Blackfolk have always fought for quality education for Liberation. In the 18th Century, we were the ones who created America’s first public schools in Philadelphia and New York City. These school were open not only to the multitude of poor Black children, but also open to all the working-class white children. The success of these free schools led white politicos to embrace the notion of free public schools by the mid to late 19th Century.
Then when chattel slavery was abolished in the South, again it was Blackfolk who pushed for free public schools for all children and adults. And during Reconstruction, they succeeded in bringing forth millions of educated children and adults… many thousands of whom went on to college or highly skilled jobs and business professions.

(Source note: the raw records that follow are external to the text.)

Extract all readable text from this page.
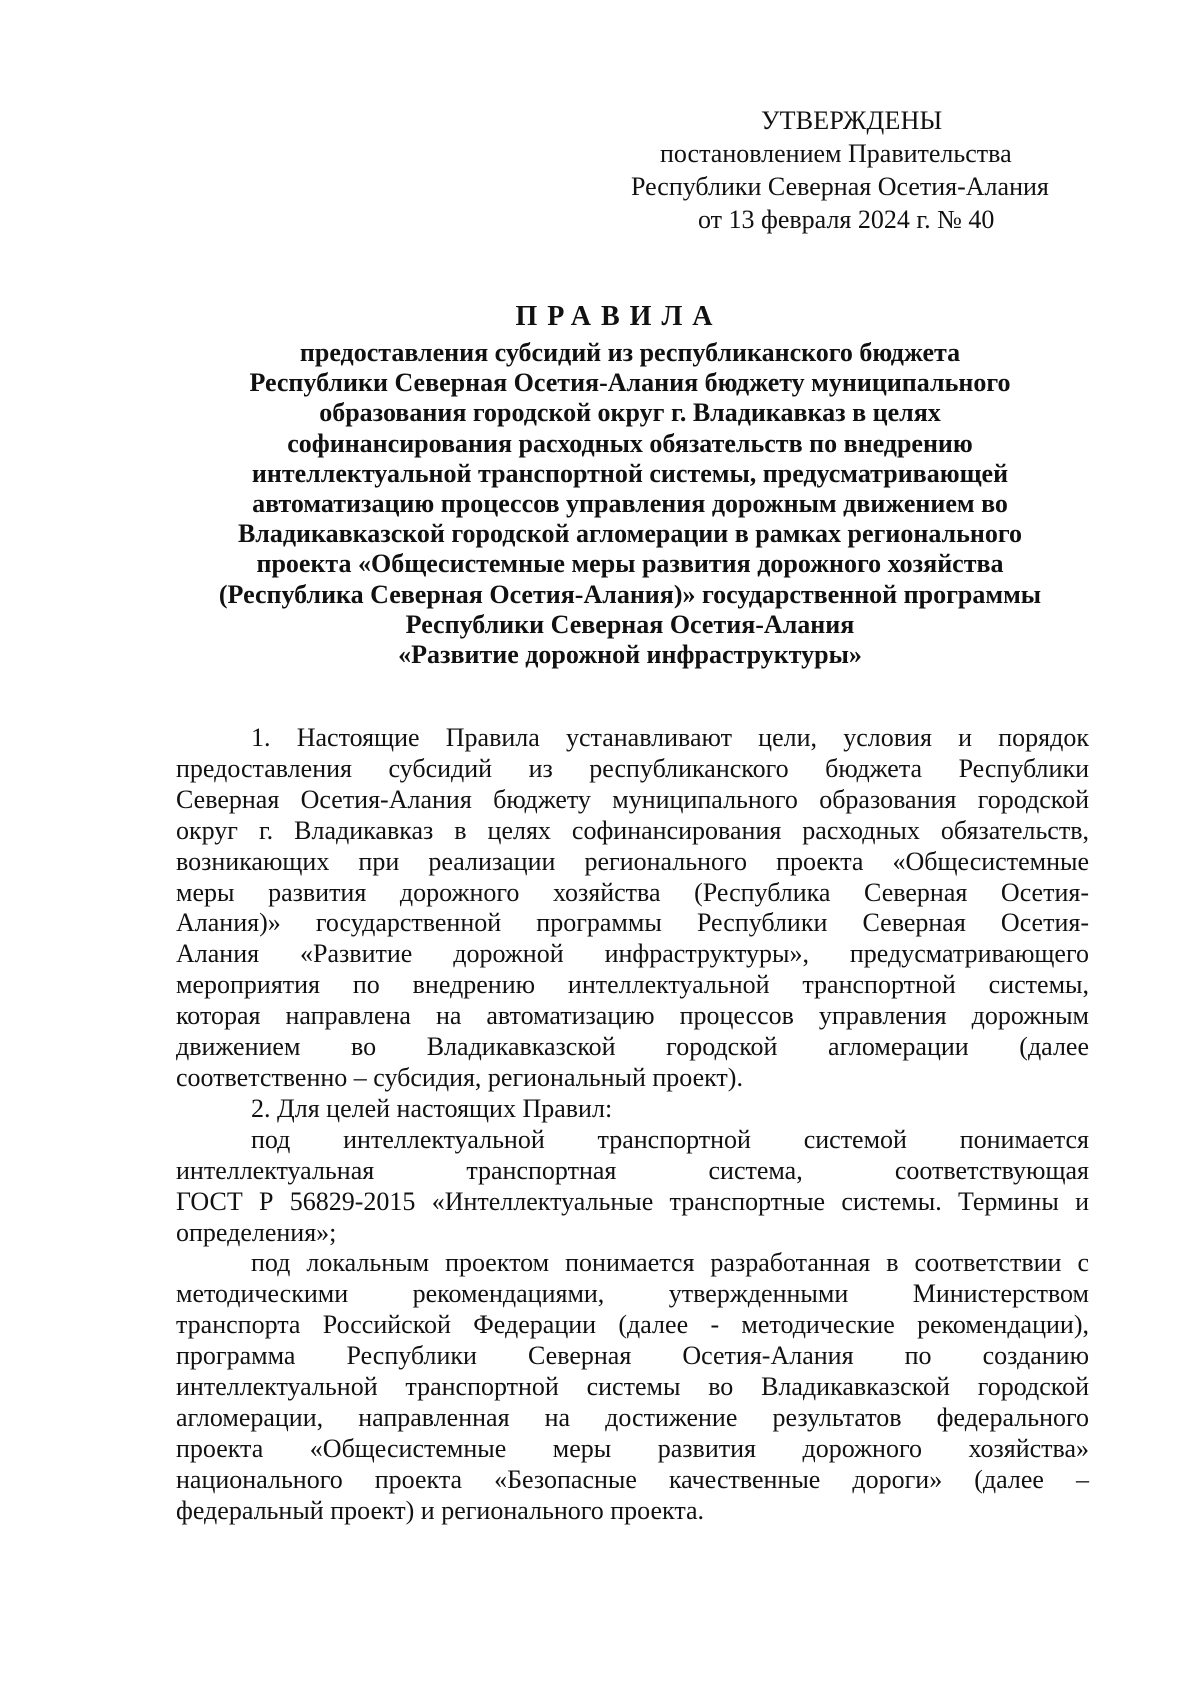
УТВЕРЖДЕНЫ
постановлением Правительства
Республики Северная Осетия-Алания
от 13 февраля 2024 г. № 40
ПРАВИЛА
предоставления субсидий из республиканского бюджета
Республики Северная Осетия-Алания бюджету муниципального
образования городской округ г. Владикавказ в целях
софинансирования расходных обязательств по внедрению
интеллектуальной транспортной системы, предусматривающей
автоматизацию процессов управления дорожным движением во
Владикавказской городской агломерации в рамках регионального
проекта «Общесистемные меры развития дорожного хозяйства
(Республика Северная Осетия-Алания)» государственной программы
Республики Северная Осетия-Алания
«Развитие дорожной инфраструктуры»
1. Настоящие Правила устанавливают цели, условия и порядок
предоставления субсидий из республиканского бюджета Республики
Северная Осетия-Алания бюджету муниципального образования городской
округ г. Владикавказ в целях софинансирования расходных обязательств,
возникающих при реализации регионального проекта «Общесистемные
меры развития дорожного хозяйства (Республика Северная Осетия-
Алания)» государственной программы Республики Северная Осетия-
Алания «Развитие дорожной инфраструктуры», предусматривающего
мероприятия по внедрению интеллектуальной транспортной системы,
которая направлена на автоматизацию процессов управления дорожным
движением во Владикавказской городской агломерации (далее
соответственно – субсидия, региональный проект).
2. Для целей настоящих Правил:
под интеллектуальной транспортной системой понимается
интеллектуальная транспортная система, соответствующая
ГОСТ Р 56829-2015 «Интеллектуальные транспортные системы. Термины и
определения»;
под локальным проектом понимается разработанная в соответствии с
методическими рекомендациями, утвержденными Министерством
транспорта Российской Федерации (далее - методические рекомендации),
программа Республики Северная Осетия-Алания по созданию
интеллектуальной транспортной системы во Владикавказской городской
агломерации, направленная на достижение результатов федерального
проекта «Общесистемные меры развития дорожного хозяйства»
национального проекта «Безопасные качественные дороги» (далее –
федеральный проект) и регионального проекта.
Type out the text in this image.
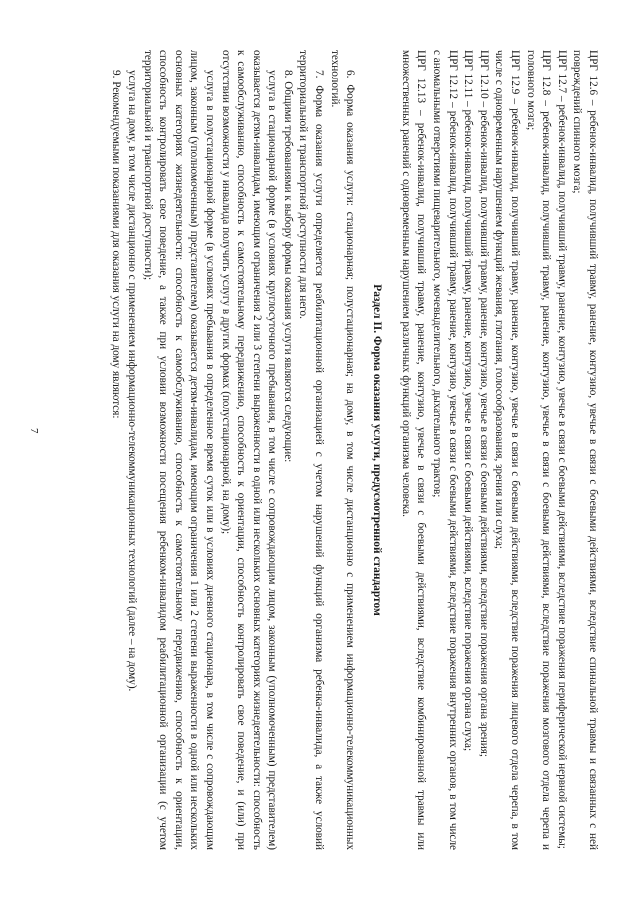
7	ЦРГ 12.6 – ребенок-инвалид, получивший травму, ранение, контузию, увечье в связи с боевыми действиями, вследствие спинальной травмы и связанных с ней повреждений спинного мозга;

ЦРГ 12.7 – ребенок-инвалид, получивший травму, ранение, контузию, увечье в связи с боевыми действиями, вследствие поражения периферической нервной системы;

ЦРГ 12.8 – ребенок-инвалид, получивший травму, ранение, контузию, увечье в связи с боевыми действиями, вследствие поражения мозгового отдела черепа и головного мозга;

ЦРГ 12.9 – ребенок-инвалид, получивший травму, ранение, контузию, увечье в связи с боевыми действиями, вследствие поражения лицевого отдела черепа, в том числе с одновременным нарушением функций жевания, глотания, голосообразования, зрения или слуха;

ЦРГ 12.10 – ребенок-инвалид, получивший травму, ранение, контузию, увечье в связи с боевыми действиями, вследствие поражения органа зрения;

ЦРГ 12.11 – ребенок-инвалид, получивший травму, ранение, контузию, увечье в связи с боевыми действиями, вследствие поражения органа слуха;

ЦРГ 12.12 – ребенок-инвалид, получивший травму, ранение, контузию, увечье в связи с боевыми действиями, вследствие поражения внутренних органов, в том числе с аномальными отверстиями пищеварительного, мочевыделительного, дыхательного трактов;

ЦРГ 12.13 – ребенок-инвалид, получивший травму, ранение, контузию, увечье в связи с боевыми действиями, вследствие комбинированной травмы или множественных ранений с одновременным нарушением различных функций организма человека.

Раздел II. Форма оказания услуги, предусмотренной стандартом

6. Форма оказания услуги: стационарная; полустационарная; на дому, в том числе дистанционно с применением информационно-телекоммуникационных технологий.

7. Форма оказания услуги определяется реабилитационной организацией с учетом нарушений функций организма ребенка-инвалида, а также условий территориальной и транспортной доступности для него.

8. Общими требованиями к выбору формы оказания услуги являются следующие:

услуга в стационарной форме (в условиях круглосуточного пребывания, в том числе с сопровождающим лицом, законным (уполномоченным) представителем) оказывается детям-инвалидам, имеющим ограничения 2 или 3 степени выраженности в одной или нескольких основных категориях жизнедеятельности: способность к самообслуживанию, способность к самостоятельному передвижению, способность к ориентации, способность контролировать свое поведение, и (или) при отсутствии возможности у инвалида получить услугу в других формах (полустационарной, на дому);

услуга в полустационарной форме (в условиях пребывания в определенное время суток или в условиях дневного стационара, в том числе с сопровождающим лицом, законным (уполномоченным) представителем) оказывается детям-инвалидам, имеющим ограничения 1 или 2 степени выраженности в одной или нескольких основных категориях жизнедеятельности: способность к самообслуживанию, способность к самостоятельному передвижению, способность к ориентации, способность контролировать свое поведение, а также при условии возможности посещения ребенком-инвалидом реабилитационной организации (с учетом территориальной и транспортной доступности);

услуга на дому, в том числе дистанционно с применением информационно-телекоммуникационных технологий (далее – на дому).

9. Рекомендуемыми показаниями для оказания услуги на дому являются:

But, with the betrayal of Black Reconstruction by white liberal politicians North and South, all this education progress was reversed and driven into the creation of segregated schools of which all the Black schools had inferior everything— except the dedicated Black teachers, they would make do with meager stuff they had to give their poor Black students as much quality education as they could in the short time they would have them. You see, during the 19th and most of the 20th Century, most Southern Black children would be in school until the 3rd or 4th grade because they had to work to help bring in some money.
But, in spite of this tremendous hardship and Jim Crow’s various forms of violence Blackfolk produced many brilliant men and women who went on to help shape their communities, the Civil Rights/Black Liberation Movements and the Black Education System.
That legacy of Black Brilliance is still with us today in this age of privatizing public education and further dumbing down the curriculum of the masses. We have among us some of the most knowledgeable educators in the US and the world. Their expertise can help us reshape our public schools into havens of Black Brilliance for the sake of our Liberation and not the youth consumers and digital zombies glued to their devices that Capital demands.
Today, we have to fight against deep anti-intellectualism that has been normalized within our youth culture. Conscious Black teachers are our frontline soldiers in this battle for our children’s minds. But so are Black Parents! Our challenge today is to raise the literacy rate of our parents as we help them actively engage in their child’s school.
Nobody is going to educate our children but US! White supremacy coupled with capitalism has shown us—over and over again—all they have to offer the past two generations of Black Children is the infamous school-to-prison pipeline.
We have to move forward with a Vision of what we want our schools to look, feel, sound and smell like. Here are a few visions--
• Success in school will be measured in how many of the children go on and graduate from college or have mastered a highly skilled craft.
• Success in school will be measured by how joyfully noisy and colorful the school building is inside and out.
• Success in school will be measured by the many parents- regardless of race and nationality- want their children to be at their neighborhood school... even if it is in the heart of Harlem, Atlanta, DC, South Chicago, Watts, St Louis, Miami, or Philly...
• Success in school will be measured by the many parents crowding all of the PTAs, SLTs, school committees and Parent Union meetings and activities.
• Success in school will be measured in how the community is an integral part of the daily activities at the school: from dietary support to cultural and athletic contributions along with active participation on school committees.
• Success in school will be measured by increasing levels of teacher retention and increasing teacher recruitment from the neighborhood.
• Success in schools will be measured by how the students, teachers and staff work together to make the school an environmentally safe zone that, in turn, expands that zone to encompass the school’s neighborhood.
• Success in school will be measured by how the students are directly involved in the daily running of their school.
• Success in school will be measured by how the education staff reflects the cultural reality of the children in the school as well as how many of the educators live in the neighborhood.
• Success in school will be measured by the growing numbers of musicians, artists and athletes graduating.
• Success in school will be measured by how great the food taste in the cafeteria.
• Success in school will be measured by how the schoolyard is use for fun and exercise instead of a parking lot for teachers’ cars.
• Success in school will be measured by how so few students race to get away from the school at the end of classes.
… I’m sure you have some Visions that you can add to this outline. Please do so. And more importantly, join us in the Fight for Black Education for Black Liberation!